On the 1st June, 1934, a seal of new design was issued. This seal was designed in Egypt and embodied a sphinx and pyramid, and both the new design and the alteration in the words "Letter Seal" to "Letter Stamp" were approved by G.P.O.s, London and Egypt.
    

These stamps as well as the Jubilee stamps were all printed by photogravure process by Messrs. Harrison & Sons, London. In addition to the altered design they were slightly longer and narrower, being 38x17 mm. between the outside of frame-lines. They were printed on unwatermarked paper in sheets of 400 fifty horizontal rows of eight stamps-and made up into books, each containing five sheets of twenty stamps (four across and five down) with a margin on one side only. No gutter margin was employed, the stamps on each half-sheet (50x4) being printed tete-beche to the other so that the side margins could be used for binding purposes. They were perforated 14. The first printing was of 500,000 (May, 1934), 250,000 being in crimson and 250,000 in bright green. The green stamps appear to have been put in use when the crimson ones were exhausted about January, 1935. Two further printings of the crimson stamps were made, 400,000 in March and 500,000 in November, 1935. These printings were precisely similar to the first.

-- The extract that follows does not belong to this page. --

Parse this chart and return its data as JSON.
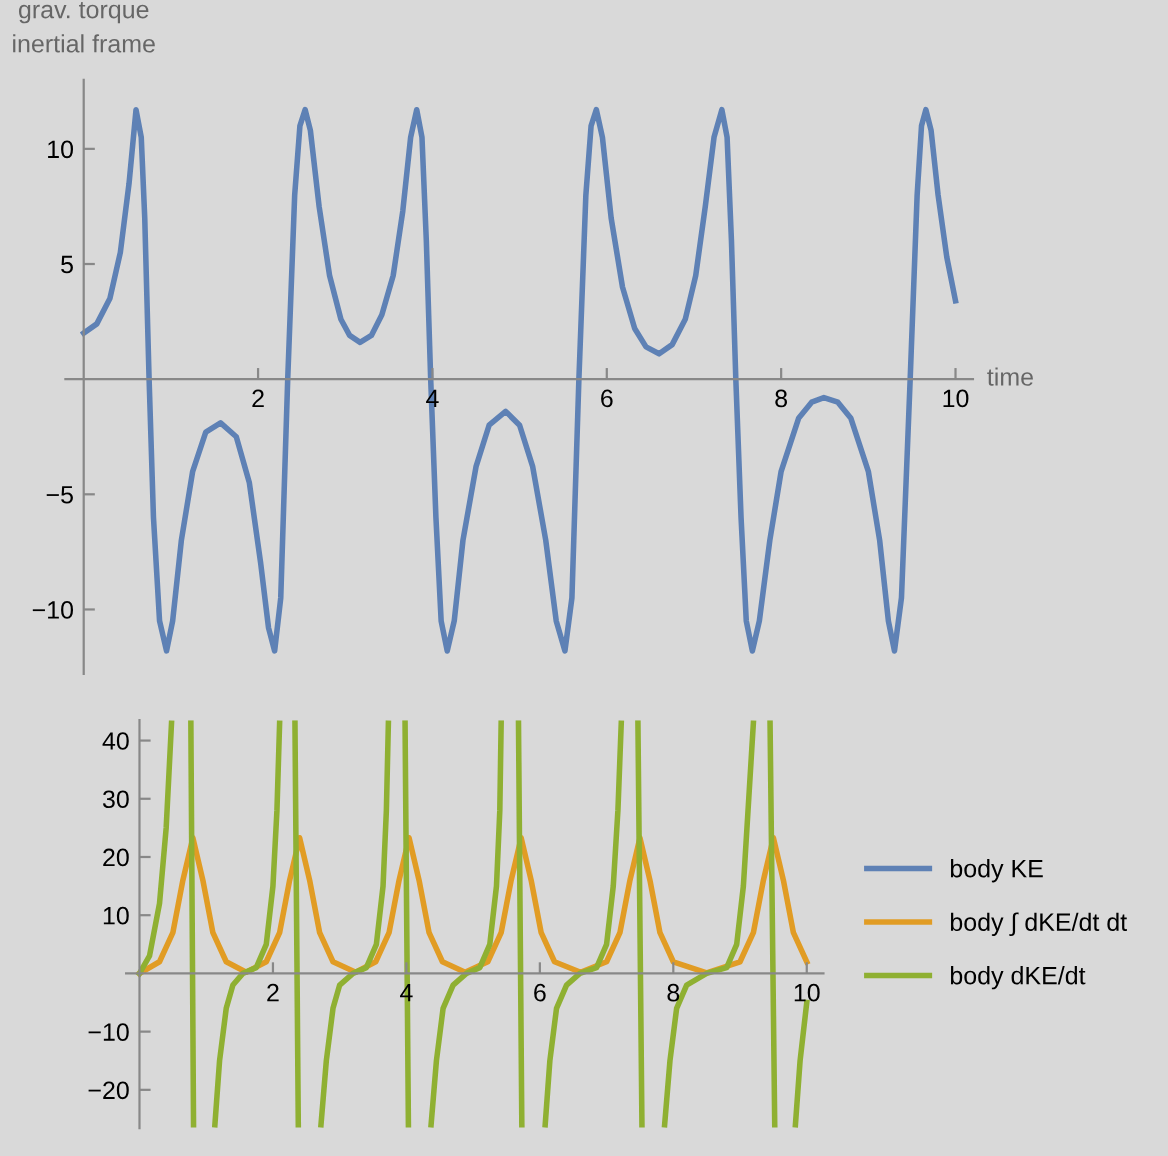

The plates, etc., used for these issues were disposed of :

First printing (Postal Seal). Dies were destroyed. Second printing (Letter Seal). Dies went to Egyptian Postal Museum. Third printing (Letter stamps). Dies destroyed. Original designs to Egyptian Postal Museum.
Surplus seals which were returned to H.Q., B.T.E., Cairo, were dealt with by a board of officers who, in conjunction with Egyptian Post Office officials, saw that they were burned or otherwise destroyed.